Yes, she had taken thousands of photographs during the course of her life and her travels, but they were all well sorted in albums and photo books.

She loved decorating her place and regularly rearranged the interior design of her house. However, she left only one cupboard with no-longer-used decorative items she had collected over the years and not managed to dispose of.

She was a great entertainer and often invited people to her place. But she had only kept the amount of crockery, cutlery, glasses and kitchenware that was necessary to prepare and organise the meals and parties for her family and friends.

She enjoyed reading in the evenings but had kept only those books she planned to read again and again.

Sorting through the belongings of a loved one is always tough and emotionally challenging.

However, my mother had successfully managed to make this unwanted task as easy as possible for us.

Prepare and keep easy-to-find instructions with your sentimental belongings and memorabilia

There was only one category of my mother’s belongings that we struggled to make decisions about. We found a  collection of the letters my mother and my father had exchanged before they got married. And my mother hadn’t left any instructions or hints how we should treat it. Had she kept the letters just for herself so that she could read them again whenever she felt like doing so? Or had she wanted to share the letters with us, expecting us to read them now?

We finally agreed on the assumption that she had kept the letters for herself, not for us, – and we burnt them. But even today, I still feel not completely comfortable about it, because we can’t be sure whether this really was what she’d have wanted.

My personal set of ‘Death Cleaning’ guidelines

Based on my theoretical (Margareta’s book) and practical (sorting my mother’s belongings) learning experiences, I now follow

Three personal organising rules:
  • I take my yearly decluttering sessions even more seriously because I don’t want to burden someone else with clearing unnecessary clutter after my death.
  • I keep a permanently updated folder containing all our (my husband’s and mine) important papers and documents.
  • I have reduced the amount of photos, sentimental items and memorabilia. And I keep all of it in two boxes. On top of these boxes, I placed a note: “Sentimental stuff, just important to me, you (whoever it is who has to sort out my stuff) can throw it away, without any feelings of regret or guilt”.

I think it is very human that most of us don’t like – and therefore try to avoid – considering the fact that our life will end at some point in time.

However, I do believe that we should feel responsible for the future and take care of our loved ones: We should make sure that they don’t have to ‘death clean’ for us.

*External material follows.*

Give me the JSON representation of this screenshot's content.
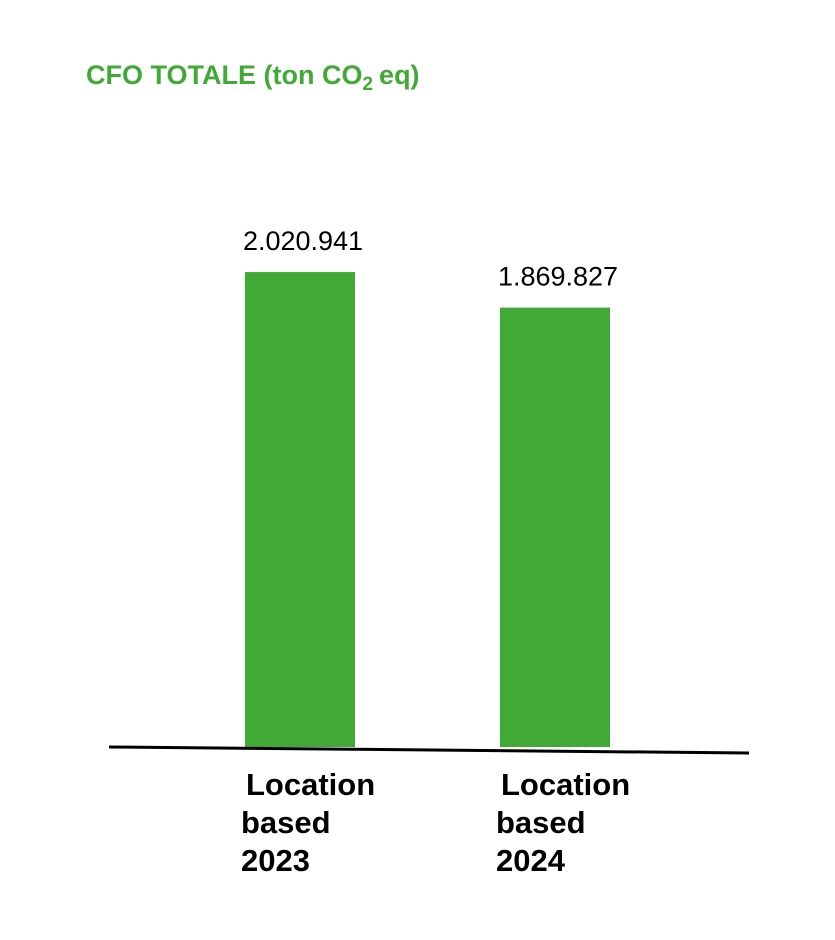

I also believe, that we should feel responsible for the present and take care of ourselves: Regularly sorting through our stuff can be hard work but consider the benefits for your life:

Decluttering can be a very positive and productive experience:

  • It’s an opportunity to learn about yourself and your very personal values.
  • It helps you to re-focus your attention and energy towards your goals.
  • It clears your space and your mind.